Gianfranco Schiavone, vicepresidente dell’Asgi e presidente del Consorzio italiano di solidarietà-Ufficio rifugiati onlus di Trieste, si allinea a quanto detto fino ad ora e rilancia: «Assicurare un ricorso effettivo ex nunc comporta che il giudice debba ascoltare il richiedente asilo, fargli delle domande e andarsi ad ascoltare le fonti: cioè esaminare tutti gli elementi di fatto e di diritto, non solo una videoregistrazione».
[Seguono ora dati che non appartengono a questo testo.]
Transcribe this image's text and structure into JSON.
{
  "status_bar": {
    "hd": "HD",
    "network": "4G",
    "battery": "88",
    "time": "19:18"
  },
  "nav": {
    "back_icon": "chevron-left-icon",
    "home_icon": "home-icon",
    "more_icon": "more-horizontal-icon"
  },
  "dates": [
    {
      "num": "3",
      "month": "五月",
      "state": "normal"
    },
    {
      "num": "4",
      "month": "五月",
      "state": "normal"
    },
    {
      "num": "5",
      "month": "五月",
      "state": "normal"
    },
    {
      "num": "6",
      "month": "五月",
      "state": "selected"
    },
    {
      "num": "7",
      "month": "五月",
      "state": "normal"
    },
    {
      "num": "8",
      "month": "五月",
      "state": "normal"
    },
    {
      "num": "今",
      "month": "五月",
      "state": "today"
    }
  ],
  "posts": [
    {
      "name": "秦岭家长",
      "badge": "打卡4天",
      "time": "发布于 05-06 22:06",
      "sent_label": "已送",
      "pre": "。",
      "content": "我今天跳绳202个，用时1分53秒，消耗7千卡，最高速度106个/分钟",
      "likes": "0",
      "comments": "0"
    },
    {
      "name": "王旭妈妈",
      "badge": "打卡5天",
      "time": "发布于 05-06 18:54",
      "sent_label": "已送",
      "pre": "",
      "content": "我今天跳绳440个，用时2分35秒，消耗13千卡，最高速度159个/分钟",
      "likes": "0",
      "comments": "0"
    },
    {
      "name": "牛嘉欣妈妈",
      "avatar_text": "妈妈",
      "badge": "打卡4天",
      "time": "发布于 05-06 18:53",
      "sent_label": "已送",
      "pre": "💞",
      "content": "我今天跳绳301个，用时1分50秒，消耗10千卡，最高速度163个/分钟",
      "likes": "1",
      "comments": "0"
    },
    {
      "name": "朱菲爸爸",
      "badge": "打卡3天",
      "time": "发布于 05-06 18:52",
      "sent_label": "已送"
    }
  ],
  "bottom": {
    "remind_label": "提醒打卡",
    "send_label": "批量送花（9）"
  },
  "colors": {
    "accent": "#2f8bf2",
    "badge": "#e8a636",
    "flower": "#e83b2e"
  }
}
Anche Caritas non si dice soddisfatta, soprattutto verso i centri d’accoglienza: «Si torna al vecchio binomio immigrazione&sicurezza – ha affermato a Radio Vaticana il responsabile immigrazione della Caritas, Oliviero Forti -. I Cie, purtroppo non riescono a svolgere la funzione per cui sono nati, risultano molto costosi e sono spesso oggetto poi di comportamenti fortemente lesivi dei diritti delle persone. Non crediamo che l’idea del ministro dell’Interno, di distribuirli per tutto il territorio con centri più piccoli, possa essere in alcun modo la soluzione per far fronte a un tema che è quello della presenza di molti irregolari che andrebbe affrontata, a nostro avviso, partendo da serie politiche di immigrazione ed eventualmente anche di regolarizzazione».
I MIGRANTI – La legge è stata discussa velocemente per trovare una soluzione all’accoglienza dei rifugiati che, dalle loro terre colpite dagli orrori della guerra, partono su barconi in condizioni disumane per cercare riparo in Europa. Siamo soliti parlare di “invasione” o “emergenza”, ma la realtà è che il numero di extracomunitari approdati sulle nostre coste comincia a diminuire. Secondo i dati raccolti da UNHCR (The UN Refugee Agency), se nei primi nove mesi del 2015 c’è stato un boom di migranti (520.000), nel 2016 gli sbarchi sono calati considerevolmente (300.000 e poco più), ma aumentanti rispetto al 2014 (216.054). Situazione analoga anche in Italia: prendendo in esame i primi cinque mesi del biennio 2015/2016, il numero dei rifugiati approdati sulle coste dello stivale differenzierebbero di circa 1000 persone (46.714 nel 2016 contro i 47.463 del 2015).
Ma da dove partono tutte queste persone? Con riferimento all’anno 2016, troviamo principalmente individui provenienti dalla Nigeria (15%), dal Gambia (10%), dalla Somalia (9%), dall’Eritrea, dalla Guinea e dalla Costa d’Avorio (8%). Calano invece gli arrivi dei siriani. Ognuno di loro fugge dal proprio paese d’origine per motivi dannosi per la vita umana: ad esempio, in Eritrea la dittatura del presidente Isaias Afewerki causa l’assenza di libertà civile e politica, oltre all’obbligo di servizio militare per donne e uomini dai 17 anni (con possibilità di durata illimitata); in Somalia è in corso una guerra civile, dominata dagli attacchi terroristici dei miliziani di al-Shebaab; in Nigeria ci sono le incursioni di Boko Haram. Comunque la si voglia commentare, “a casa loro” non sembra essere la risposta più consona per aiutare questi esseri umani. Neanche questa nuova legge.